Yang membuat saya sempat kesulitan dalam aksi ini adalah, karena tidak terlihat batas yang jelas di mana saja tempat-tempat yang bisa saya jangkau untuk bergerak lebih jauh lagi. Meski begitu buat saya ini bukanlah masalah, malahan buat saya hal ini brilian. Kenapa saya bilang begitu karena lingkungan permainan yang ada dibuat sedemikian detail dan menyatu dengan permainannya, tinggal bagaimana pemainnya bisa menjadi kreatif dalam melihat lingkungan sekitarnya tersebut untuk mencapai tujuan. Dalam artian, pemain, dalam hal ini saya, dibawa dalam situasi sebagaimana yang terjadi di dunia nyata, tanpa ada garis tebal atau petunjuk tertempel di berbagai objek di sekitar kita.

Target pertama saya.
Pada akhirnya saya tiba di balkon tempat target saya berada, dan segera saja membuka pintu yang ada di sana yang rupanya langsung menuju ke tempat target saya berada, seorang lelaki tua dengan gaya rambut Eropa. Target tengah duduk santai menyaksikan opera, sepertinya tidak menyadari keberadaan saya tapi saya salah. Saya duduk tepat di belakangnya dan dia menyapa terlebih dulu tanpa menoleh, mengatakan dugaannya atas kedatangan saya. Lalu terjadilah sedikit percakapan dengan keduanya saling meminta maaf satu sama lain. Si Target tampaknya tahu saya akan membunuhnya namun seolah pasrah, dan pisau  dari tangan Haytam Kenway menusuk punggung kursi menembus jantung pria malang tersebut.

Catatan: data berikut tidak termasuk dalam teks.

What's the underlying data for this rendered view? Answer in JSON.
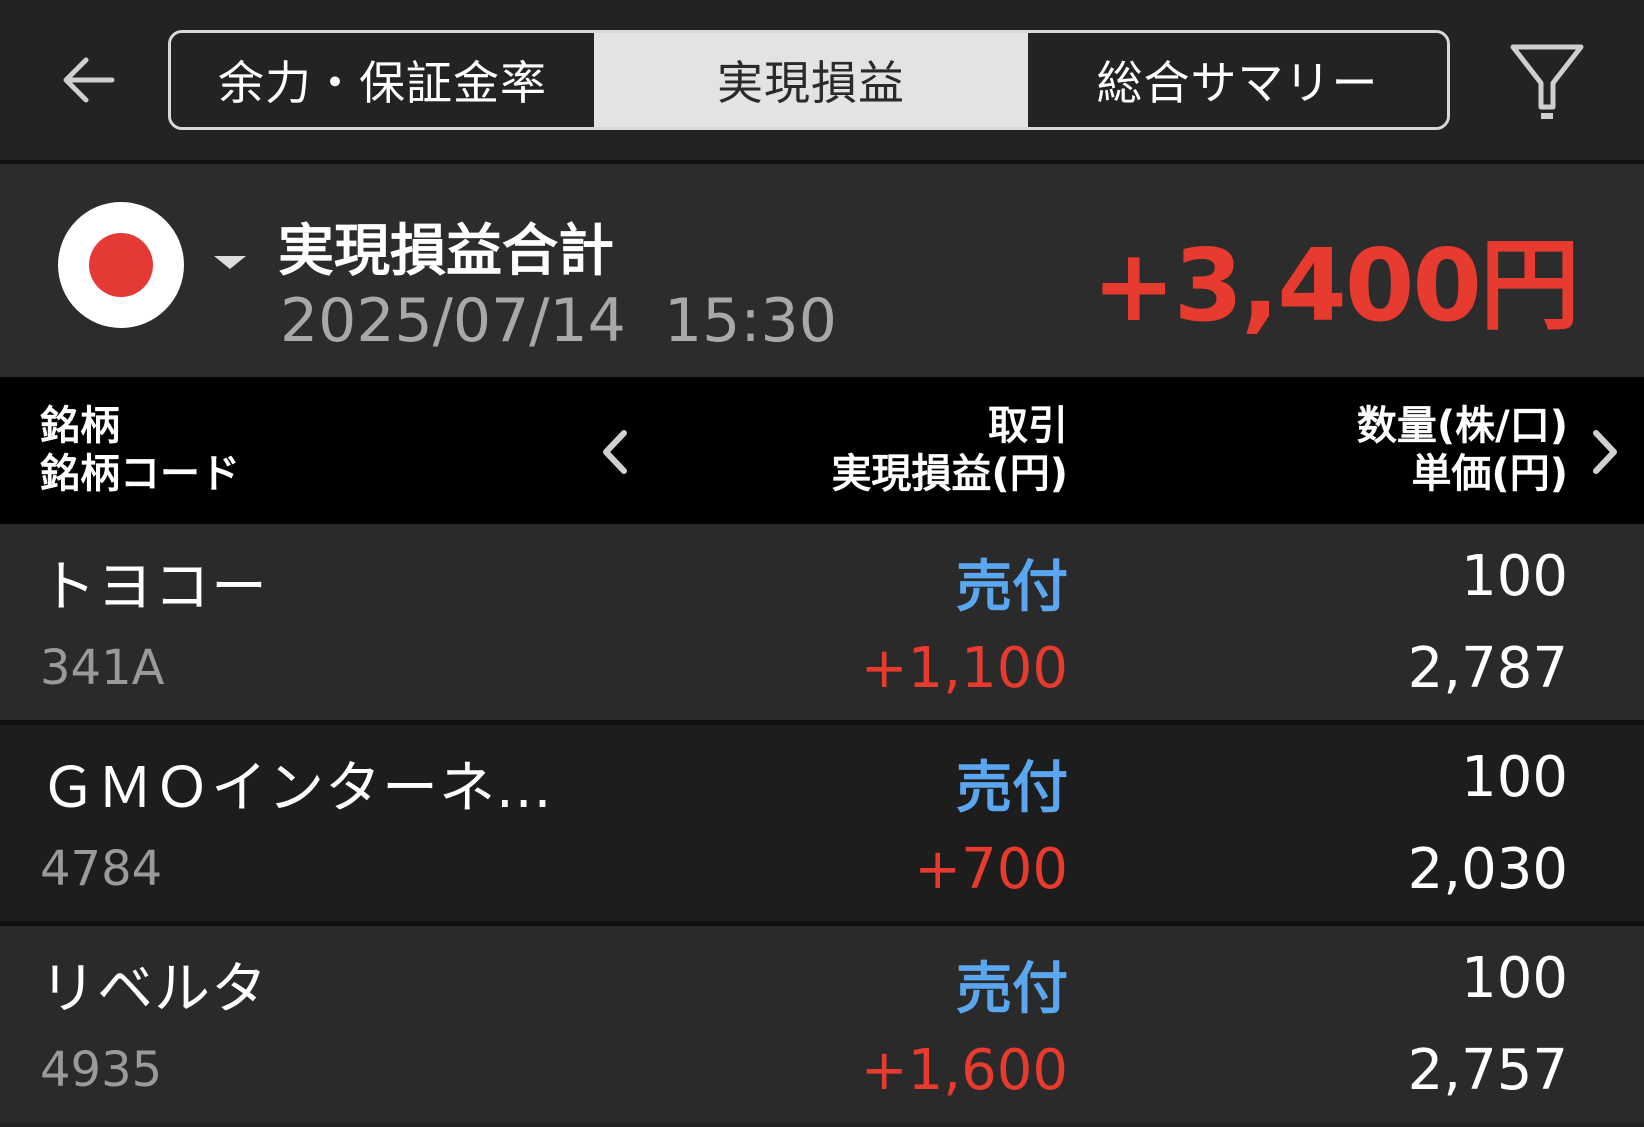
{
  "header": {
    "tabs": [
      {
        "label": "余力・保証金率",
        "active": false
      },
      {
        "label": "実現損益",
        "active": true
      },
      {
        "label": "総合サマリー",
        "active": false
      }
    ],
    "back_icon": "arrow-left-icon",
    "filter_icon": "filter-icon"
  },
  "summary": {
    "market_icon": "japan-flag-icon",
    "title": "実現損益合計",
    "datetime": "2025/07/14  15:30",
    "total": "+3,400円"
  },
  "columns": {
    "name": "銘柄",
    "code": "銘柄コード",
    "trade": "取引",
    "pl": "実現損益(円)",
    "qty": "数量(株/口)",
    "price": "単価(円)"
  },
  "rows": [
    {
      "name": "トヨコー",
      "code": "341A",
      "trade": "売付",
      "pl": "+1,100",
      "qty": "100",
      "price": "2,787"
    },
    {
      "name": "ＧＭＯインターネ...",
      "code": "4784",
      "trade": "売付",
      "pl": "+700",
      "qty": "100",
      "price": "2,030"
    },
    {
      "name": "リベルタ",
      "code": "4935",
      "trade": "売付",
      "pl": "+1,600",
      "qty": "100",
      "price": "2,757"
    }
  ],
  "colors": {
    "profit": "#e63b2e",
    "trade": "#5aa6ef",
    "background": "#232323"
  }
}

Usai menghabisi target, saya mengambil kalung di lehernya dan hey! What the heck! Ada anak kecil yang menyaksikan pembunuhan tersebut! Bagaimana ini? Bagaimana ini? Apa saya mesti membunuh anak kecil itu juga? Untungnya tidak, Haytam Kenway hanya memberikan isyarat menempelkan jari di bibirnya kepada si bocah dan berjalan pelan meninggalkan ruangan, berpapsan dengan dua pelayan yang masuk ke dalam ruangan target. Kini objective yang harus saya penuhi adalah keluar dari gedung opera. Saya pun berjalan santai, atau berjalan cepat tepatnya, walaupun saya sama sekali tidak merasa cepat, berusaha meninggalkan gedung opera secepat mungkin sebelum aksi saya ketahuan.

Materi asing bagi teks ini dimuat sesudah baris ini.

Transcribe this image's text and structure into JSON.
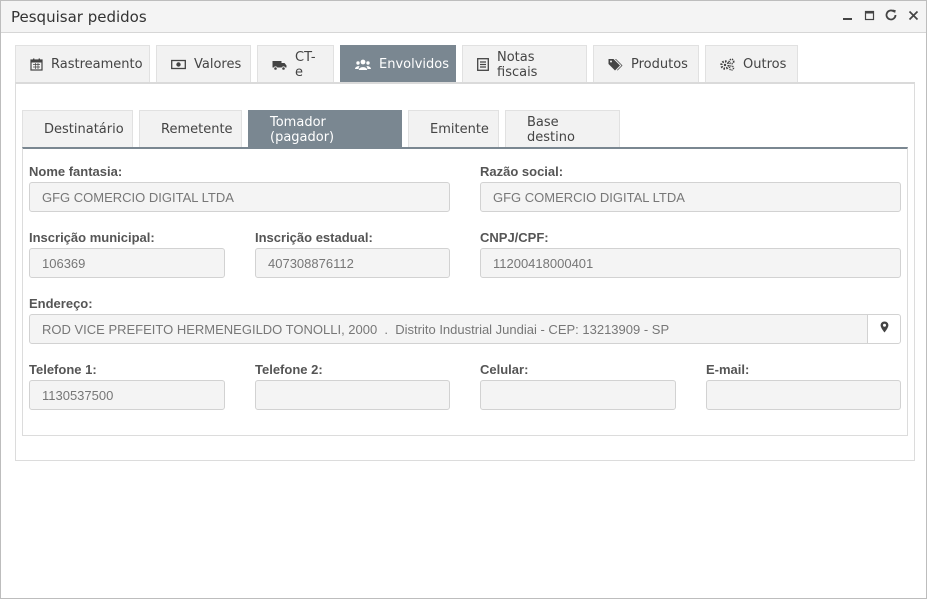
{
  "window": {
    "title": "Pesquisar pedidos",
    "controls": [
      "minimize-icon",
      "maximize-icon",
      "refresh-icon",
      "close-icon"
    ]
  },
  "outer_tabs": [
    {
      "label": "Rastreamento",
      "icon": "calendar-icon"
    },
    {
      "label": "Valores",
      "icon": "money-icon"
    },
    {
      "label": "CT-e",
      "icon": "truck-icon"
    },
    {
      "label": "Envolvidos",
      "icon": "users-icon",
      "active": true
    },
    {
      "label": "Notas fiscais",
      "icon": "list-icon"
    },
    {
      "label": "Produtos",
      "icon": "tags-icon"
    },
    {
      "label": "Outros",
      "icon": "cogs-icon"
    }
  ],
  "inner_tabs": [
    {
      "label": "Destinatário"
    },
    {
      "label": "Remetente"
    },
    {
      "label": "Tomador (pagador)",
      "active": true
    },
    {
      "label": "Emitente"
    },
    {
      "label": "Base destino"
    }
  ],
  "form": {
    "nome_fantasia": {
      "label": "Nome fantasia:",
      "value": "GFG COMERCIO DIGITAL LTDA"
    },
    "razao_social": {
      "label": "Razão social:",
      "value": "GFG COMERCIO DIGITAL LTDA"
    },
    "inscricao_municipal": {
      "label": "Inscrição municipal:",
      "value": "106369"
    },
    "inscricao_estadual": {
      "label": "Inscrição estadual:",
      "value": "407308876112"
    },
    "cnpj_cpf": {
      "label": "CNPJ/CPF:",
      "value": "11200418000401"
    },
    "endereco": {
      "label": "Endereço:",
      "value": "ROD VICE PREFEITO HERMENEGILDO TONOLLI, 2000  .  Distrito Industrial Jundiai - CEP: 13213909 - SP"
    },
    "telefone1": {
      "label": "Telefone 1:",
      "value": "1130537500"
    },
    "telefone2": {
      "label": "Telefone 2:",
      "value": ""
    },
    "celular": {
      "label": "Celular:",
      "value": ""
    },
    "email": {
      "label": "E-mail:",
      "value": ""
    }
  },
  "colors": {
    "active_tab": "#7a8791",
    "tab_bg": "#f2f2f2",
    "field_bg": "#f4f4f4"
  }
}
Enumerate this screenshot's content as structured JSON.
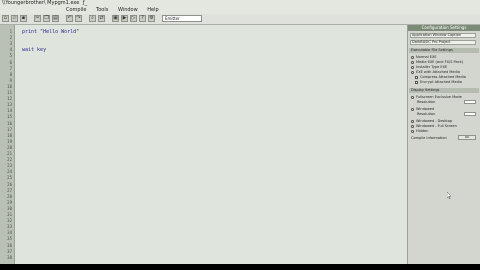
{
  "window": {
    "title": "\\\\Youngerbrother\\ Mypgm1.exe",
    "title_suffix": "ƒ_"
  },
  "menu": {
    "items": [
      "Compile",
      "Tools",
      "Window",
      "Help"
    ]
  },
  "toolbar": {
    "build_select_value": "Emitter"
  },
  "editor": {
    "lines": [
      {
        "n": "1",
        "code": "print \"Hello World\""
      },
      {
        "n": "2",
        "code": ""
      },
      {
        "n": "3",
        "code": "wait key"
      }
    ],
    "line_numbers": [
      "1",
      "2",
      "3",
      "4",
      "5",
      "6",
      "7",
      "8",
      "9",
      "10",
      "11",
      "12",
      "13",
      "14",
      "15",
      "16",
      "17",
      "18",
      "19",
      "20",
      "21",
      "22",
      "23",
      "24",
      "25",
      "26",
      "27",
      "28",
      "29",
      "30",
      "31",
      "32",
      "33",
      "34",
      "35",
      "36",
      "37",
      "38"
    ]
  },
  "panel": {
    "header": "Configuration Settings",
    "field1": "Application Window Caption",
    "field2": "DarkBASIC Pro Project",
    "section_exe": "Executable File Settings",
    "exe_opts": [
      {
        "label": "Normal EXE",
        "kind": "radio"
      },
      {
        "label": "Media EXE (and FX/S Pack)",
        "kind": "radio"
      },
      {
        "label": "Installer Type EXE",
        "kind": "radio"
      },
      {
        "label": "EXE with Attached Media",
        "kind": "radio"
      },
      {
        "label": "Compress Attached Media",
        "kind": "box"
      },
      {
        "label": "Encrypt Attached Media",
        "kind": "box"
      }
    ],
    "section_display": "Display Settings",
    "display_opts": [
      {
        "label": "Fullscreen Exclusive Mode",
        "kind": "radio"
      },
      {
        "label": "Resolution",
        "kind": "field"
      },
      {
        "label": "Windowed",
        "kind": "radio"
      },
      {
        "label": "Resolution",
        "kind": "field"
      },
      {
        "label": "Windowed - Desktop",
        "kind": "radio"
      },
      {
        "label": "Windowed - Full Screen",
        "kind": "radio"
      },
      {
        "label": "Hidden",
        "kind": "radio"
      }
    ],
    "footer_label": "Compile Information",
    "footer_btn": "OK"
  }
}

Melarikan diri di tengah kerumunan.
Ketika saya berjalan menyusuri koridor gedung opera, saya mulai mendengar teriakan dan suasana mulai terdengar ricuh. Ya mungkin kedua pelayan tadi sudah menemukan target menjadi mayat, yang itu artinya saya mesti berjalan lebih cepat menuju pintu keluar yang ditunjukkan dengan tanda segienam di layar. Terjadi keributan di koridor, di sepanjang jalan yang saya lewati dengan beberapa orang bertengkar atau apalah. Terdapat juga kerumunan orang di tengah koridor yang membuat saya mesti memaksa mereka menyingkir dengan mendorong mereka dari jalan saya. Tampaknya orang-orang ini mulai panik saat menyadari telah terjadi pembunuhan di gedung opera. 

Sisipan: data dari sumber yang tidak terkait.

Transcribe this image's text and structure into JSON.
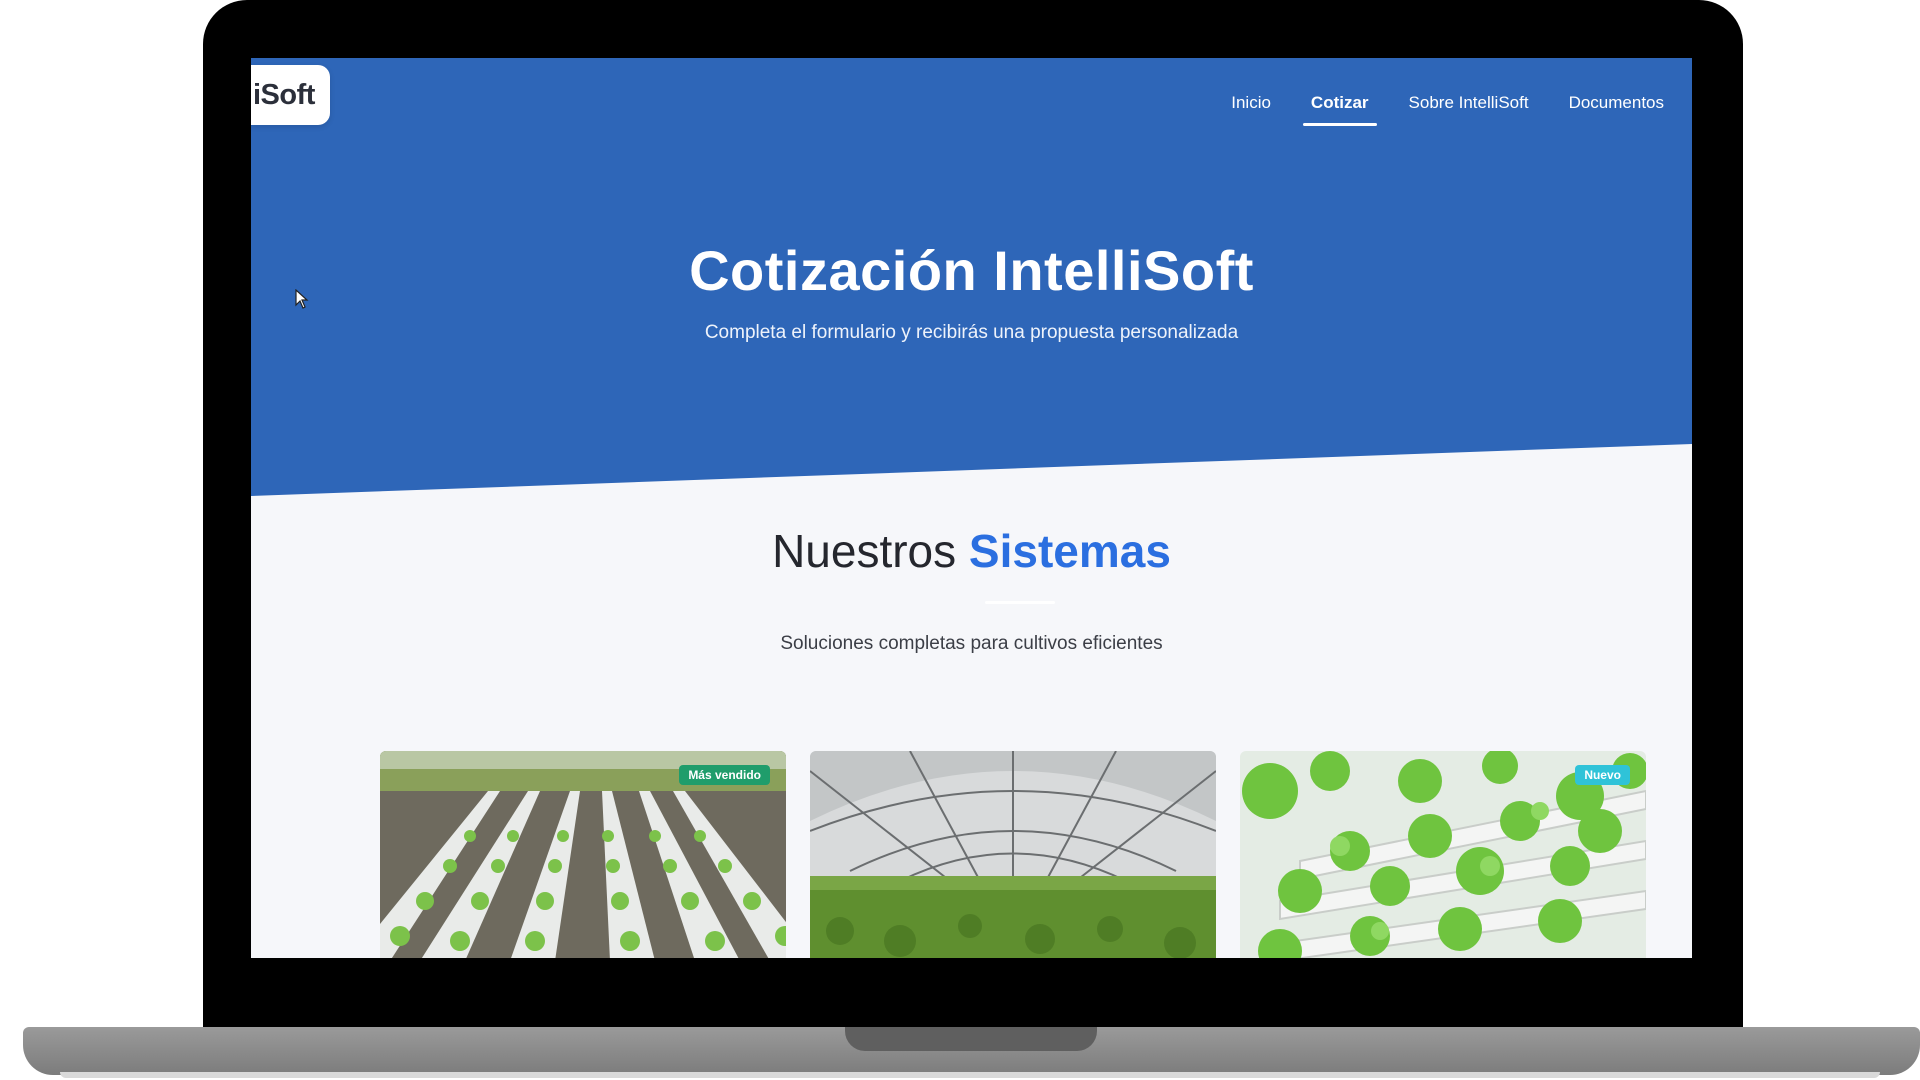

Oke, saya percepat saja bagian keluar dari gedung opera, karena sebuah kereta kuda telah menunggu saya di depan gedung opera. Saya masuk ke dalamnya, memandangi kalung lingkaran yang saya rampas dari target saya tadi, dan kereta pun mulai berjalan. Adegan lantas berganti di sebuah ruangan dengan beberapa orang tampak duduk melingkar di meja makan yang panjang dan luas, membicarakan sesuatu tentang kalung tersebut. Konon kalung itu merupakan kunci untuk membuka pintu dari sebuah kuil atau ‘Temple’ yang menyimpan sebuah rahasia besar bagi umat manusia. 

Templar di tahun 1754.
Orang-orang ini adalah organisasi Templar, termasuk Haytam yang merupakan Grand Master dari Templar. Haytam kemudian diberi mandat untuk pergi ke koloni Amerika Serikat untuk melacak keberadaan kuil tersebut. Haytam pun patuh dan segera beranjak pergi ke Amerika. Sequence 1, Deadly Performance, yang merupakan bagian pertama dari permainan ini pun selesai alias Mission Complete. Saya kini dibawa ke layar loading, dengan lingkungan serba putih seperti saat Desmond Miles pertama kali memasuki Animus. Bedanya, kali ini yang berada di sana adalah Haytam Kenway.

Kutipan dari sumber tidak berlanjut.